I do. Chrome doesn't match the spec change that we made for a better default UX.

> I've checked the spec and it doesn't seem to say anything about default
> behaviour for a notification click event.

It does at https://notifications.spec.whatwg.org/#activating-a-notification
"2. If the event’s canceled flag is unset, the user agent should bring the notification’s related browsing context’s viewport into focus."

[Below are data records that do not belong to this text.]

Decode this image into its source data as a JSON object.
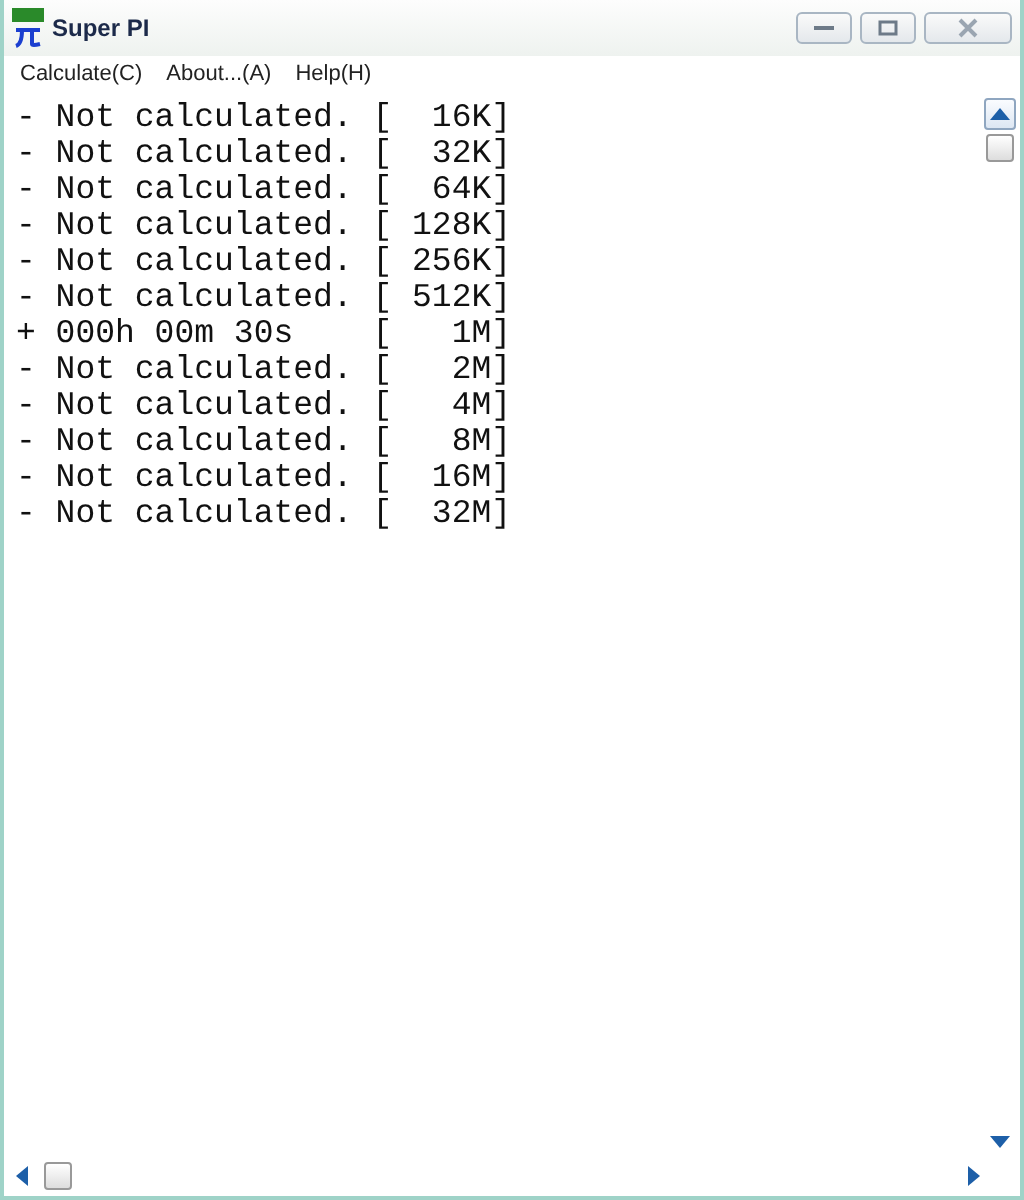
{
  "window": {
    "title": "Super PI"
  },
  "menu": [
    "Calculate(C)",
    "About...(A)",
    "Help(H)"
  ],
  "lines": [
    "- Not calculated. [  16K]",
    "- Not calculated. [  32K]",
    "- Not calculated. [  64K]",
    "- Not calculated. [ 128K]",
    "- Not calculated. [ 256K]",
    "- Not calculated. [ 512K]",
    "+ 000h 00m 30s    [   1M]",
    "- Not calculated. [   2M]",
    "- Not calculated. [   4M]",
    "- Not calculated. [   8M]",
    "- Not calculated. [  16M]",
    "- Not calculated. [  32M]"
  ]
}
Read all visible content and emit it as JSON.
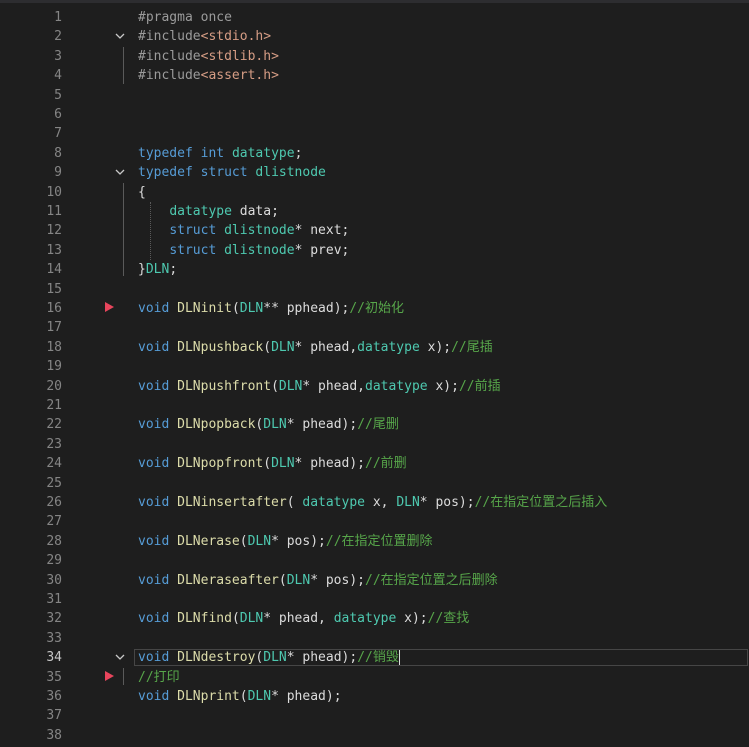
{
  "colors": {
    "background": "#1e1e1e",
    "keyword": "#569cd6",
    "type": "#4ec9b0",
    "function": "#dcdcaa",
    "string": "#d69d85",
    "comment": "#57a64a",
    "preprocessor": "#9b9b9b",
    "text": "#dcdcdc",
    "breakpoint": "#e8455c"
  },
  "editor": {
    "active_line": 34,
    "breakpoint_lines": [
      16,
      35
    ],
    "fold_lines": [
      2,
      9,
      34
    ],
    "lines": [
      {
        "n": "1",
        "tokens": [
          {
            "c": "pre",
            "t": "#pragma once"
          }
        ]
      },
      {
        "n": "2",
        "tokens": [
          {
            "c": "pre",
            "t": "#include"
          },
          {
            "c": "str",
            "t": "<stdio.h>"
          }
        ]
      },
      {
        "n": "3",
        "tokens": [
          {
            "c": "pre",
            "t": "#include"
          },
          {
            "c": "str",
            "t": "<stdlib.h>"
          }
        ]
      },
      {
        "n": "4",
        "tokens": [
          {
            "c": "pre",
            "t": "#include"
          },
          {
            "c": "str",
            "t": "<assert.h>"
          }
        ]
      },
      {
        "n": "5",
        "tokens": []
      },
      {
        "n": "6",
        "tokens": []
      },
      {
        "n": "7",
        "tokens": []
      },
      {
        "n": "8",
        "tokens": [
          {
            "c": "kw",
            "t": "typedef"
          },
          {
            "c": "txt",
            "t": " "
          },
          {
            "c": "kw",
            "t": "int"
          },
          {
            "c": "txt",
            "t": " "
          },
          {
            "c": "ty",
            "t": "datatype"
          },
          {
            "c": "txt",
            "t": ";"
          }
        ]
      },
      {
        "n": "9",
        "tokens": [
          {
            "c": "kw",
            "t": "typedef"
          },
          {
            "c": "txt",
            "t": " "
          },
          {
            "c": "kw",
            "t": "struct"
          },
          {
            "c": "txt",
            "t": " "
          },
          {
            "c": "ty",
            "t": "dlistnode"
          }
        ]
      },
      {
        "n": "10",
        "tokens": [
          {
            "c": "txt",
            "t": "{"
          }
        ]
      },
      {
        "n": "11",
        "tokens": [
          {
            "c": "txt",
            "t": "    "
          },
          {
            "c": "ty",
            "t": "datatype"
          },
          {
            "c": "txt",
            "t": " data;"
          }
        ]
      },
      {
        "n": "12",
        "tokens": [
          {
            "c": "txt",
            "t": "    "
          },
          {
            "c": "kw",
            "t": "struct"
          },
          {
            "c": "txt",
            "t": " "
          },
          {
            "c": "ty",
            "t": "dlistnode"
          },
          {
            "c": "txt",
            "t": "* next;"
          }
        ]
      },
      {
        "n": "13",
        "tokens": [
          {
            "c": "txt",
            "t": "    "
          },
          {
            "c": "kw",
            "t": "struct"
          },
          {
            "c": "txt",
            "t": " "
          },
          {
            "c": "ty",
            "t": "dlistnode"
          },
          {
            "c": "txt",
            "t": "* prev;"
          }
        ]
      },
      {
        "n": "14",
        "tokens": [
          {
            "c": "txt",
            "t": "}"
          },
          {
            "c": "ty",
            "t": "DLN"
          },
          {
            "c": "txt",
            "t": ";"
          }
        ]
      },
      {
        "n": "15",
        "tokens": []
      },
      {
        "n": "16",
        "tokens": [
          {
            "c": "kw",
            "t": "void"
          },
          {
            "c": "txt",
            "t": " "
          },
          {
            "c": "fn",
            "t": "DLNinit"
          },
          {
            "c": "txt",
            "t": "("
          },
          {
            "c": "ty",
            "t": "DLN"
          },
          {
            "c": "txt",
            "t": "** pphead);"
          },
          {
            "c": "cm",
            "t": "//初始化"
          }
        ]
      },
      {
        "n": "17",
        "tokens": []
      },
      {
        "n": "18",
        "tokens": [
          {
            "c": "kw",
            "t": "void"
          },
          {
            "c": "txt",
            "t": " "
          },
          {
            "c": "fn",
            "t": "DLNpushback"
          },
          {
            "c": "txt",
            "t": "("
          },
          {
            "c": "ty",
            "t": "DLN"
          },
          {
            "c": "txt",
            "t": "* phead,"
          },
          {
            "c": "ty",
            "t": "datatype"
          },
          {
            "c": "txt",
            "t": " x);"
          },
          {
            "c": "cm",
            "t": "//尾插"
          }
        ]
      },
      {
        "n": "19",
        "tokens": []
      },
      {
        "n": "20",
        "tokens": [
          {
            "c": "kw",
            "t": "void"
          },
          {
            "c": "txt",
            "t": " "
          },
          {
            "c": "fn",
            "t": "DLNpushfront"
          },
          {
            "c": "txt",
            "t": "("
          },
          {
            "c": "ty",
            "t": "DLN"
          },
          {
            "c": "txt",
            "t": "* phead,"
          },
          {
            "c": "ty",
            "t": "datatype"
          },
          {
            "c": "txt",
            "t": " x);"
          },
          {
            "c": "cm",
            "t": "//前插"
          }
        ]
      },
      {
        "n": "21",
        "tokens": []
      },
      {
        "n": "22",
        "tokens": [
          {
            "c": "kw",
            "t": "void"
          },
          {
            "c": "txt",
            "t": " "
          },
          {
            "c": "fn",
            "t": "DLNpopback"
          },
          {
            "c": "txt",
            "t": "("
          },
          {
            "c": "ty",
            "t": "DLN"
          },
          {
            "c": "txt",
            "t": "* phead);"
          },
          {
            "c": "cm",
            "t": "//尾删"
          }
        ]
      },
      {
        "n": "23",
        "tokens": []
      },
      {
        "n": "24",
        "tokens": [
          {
            "c": "kw",
            "t": "void"
          },
          {
            "c": "txt",
            "t": " "
          },
          {
            "c": "fn",
            "t": "DLNpopfront"
          },
          {
            "c": "txt",
            "t": "("
          },
          {
            "c": "ty",
            "t": "DLN"
          },
          {
            "c": "txt",
            "t": "* phead);"
          },
          {
            "c": "cm",
            "t": "//前删"
          }
        ]
      },
      {
        "n": "25",
        "tokens": []
      },
      {
        "n": "26",
        "tokens": [
          {
            "c": "kw",
            "t": "void"
          },
          {
            "c": "txt",
            "t": " "
          },
          {
            "c": "fn",
            "t": "DLNinsertafter"
          },
          {
            "c": "txt",
            "t": "( "
          },
          {
            "c": "ty",
            "t": "datatype"
          },
          {
            "c": "txt",
            "t": " x, "
          },
          {
            "c": "ty",
            "t": "DLN"
          },
          {
            "c": "txt",
            "t": "* pos);"
          },
          {
            "c": "cm",
            "t": "//在指定位置之后插入"
          }
        ]
      },
      {
        "n": "27",
        "tokens": []
      },
      {
        "n": "28",
        "tokens": [
          {
            "c": "kw",
            "t": "void"
          },
          {
            "c": "txt",
            "t": " "
          },
          {
            "c": "fn",
            "t": "DLNerase"
          },
          {
            "c": "txt",
            "t": "("
          },
          {
            "c": "ty",
            "t": "DLN"
          },
          {
            "c": "txt",
            "t": "* pos);"
          },
          {
            "c": "cm",
            "t": "//在指定位置删除"
          }
        ]
      },
      {
        "n": "29",
        "tokens": []
      },
      {
        "n": "30",
        "tokens": [
          {
            "c": "kw",
            "t": "void"
          },
          {
            "c": "txt",
            "t": " "
          },
          {
            "c": "fn",
            "t": "DLNeraseafter"
          },
          {
            "c": "txt",
            "t": "("
          },
          {
            "c": "ty",
            "t": "DLN"
          },
          {
            "c": "txt",
            "t": "* pos);"
          },
          {
            "c": "cm",
            "t": "//在指定位置之后删除"
          }
        ]
      },
      {
        "n": "31",
        "tokens": []
      },
      {
        "n": "32",
        "tokens": [
          {
            "c": "kw",
            "t": "void"
          },
          {
            "c": "txt",
            "t": " "
          },
          {
            "c": "fn",
            "t": "DLNfind"
          },
          {
            "c": "txt",
            "t": "("
          },
          {
            "c": "ty",
            "t": "DLN"
          },
          {
            "c": "txt",
            "t": "* phead, "
          },
          {
            "c": "ty",
            "t": "datatype"
          },
          {
            "c": "txt",
            "t": " x);"
          },
          {
            "c": "cm",
            "t": "//查找"
          }
        ]
      },
      {
        "n": "33",
        "tokens": []
      },
      {
        "n": "34",
        "tokens": [
          {
            "c": "kw",
            "t": "void"
          },
          {
            "c": "txt",
            "t": " "
          },
          {
            "c": "fn",
            "t": "DLNdestroy"
          },
          {
            "c": "txt",
            "t": "("
          },
          {
            "c": "ty",
            "t": "DLN"
          },
          {
            "c": "txt",
            "t": "* phead);"
          },
          {
            "c": "cm",
            "t": "//销毁"
          }
        ]
      },
      {
        "n": "35",
        "tokens": [
          {
            "c": "cm",
            "t": "//打印"
          }
        ]
      },
      {
        "n": "36",
        "tokens": [
          {
            "c": "kw",
            "t": "void"
          },
          {
            "c": "txt",
            "t": " "
          },
          {
            "c": "fn",
            "t": "DLNprint"
          },
          {
            "c": "txt",
            "t": "("
          },
          {
            "c": "ty",
            "t": "DLN"
          },
          {
            "c": "txt",
            "t": "* phead);"
          }
        ]
      },
      {
        "n": "37",
        "tokens": []
      },
      {
        "n": "38",
        "tokens": []
      }
    ]
  }
}
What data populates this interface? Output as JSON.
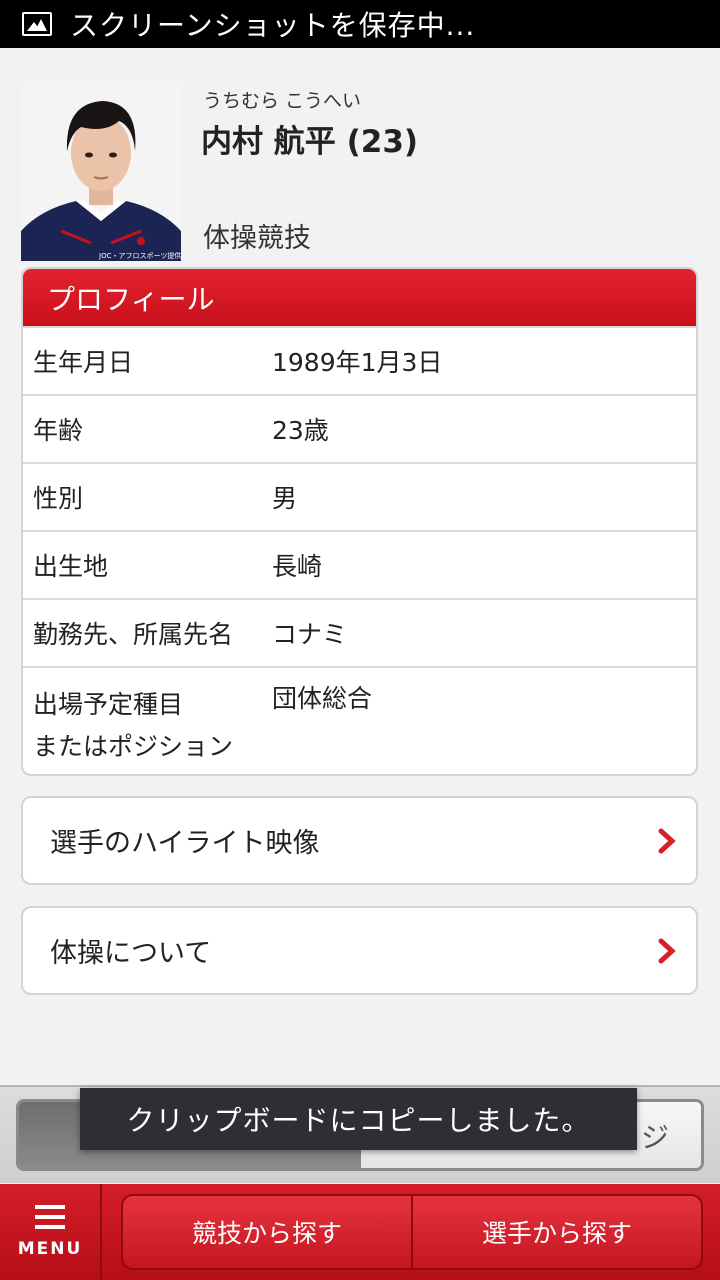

(In reply to Hallvord R. M. Steen [:hallvors] from comment #26)
> The weird thing is that Firefox does not merely "focus" the tab associated
> with the notification - it opens a whole new separate window showing a
> single tab with the single E-mail we were notified about. I don't understand
> why.
> 
> Some code that seems possibly relevant:
> 
> https://dxr.mozilla.org/mozilla-central/source/dom/notification/Notification.
> cpp#332
>       // Browser UI may use DOMWebNotificationClicked to focus the tab
>       // from which the event was dispatched.
> 
> I guess next stop is here:
> https://dxr.mozilla.org/mozilla-central/source/browser/base/content/
> tabbrowser.xml#4271
> 
> case "DOMWebNotificationClicked": {

Yes, that code is implementing the line from the spec.

> But I see nothing that looks like it would cause a separate window..

Gmail is opening the window, not Firefox. The default behaviour as defined in the spec is to focus the tab/window that the Notification was created in and the bug is that Gmail gets both behaviours because they aren't calling preventDefault.
Yay! This seems to be fixed now (at least on my personal Gmail and MoCo account)! Can someone else verify and mark the bug as verified?

Thanks for reaching out to Google Karl!
Status: ASSIGNED → RESOLVED
Closed: 8 years ago
Resolution: --- → FIXED
I can confirm the fix on Mozilla/5.0 (Windows NT 6.3; WOW64; rv:49.0) Gecko/20100101 Firefox/49.0. Extremely more user friendly!!!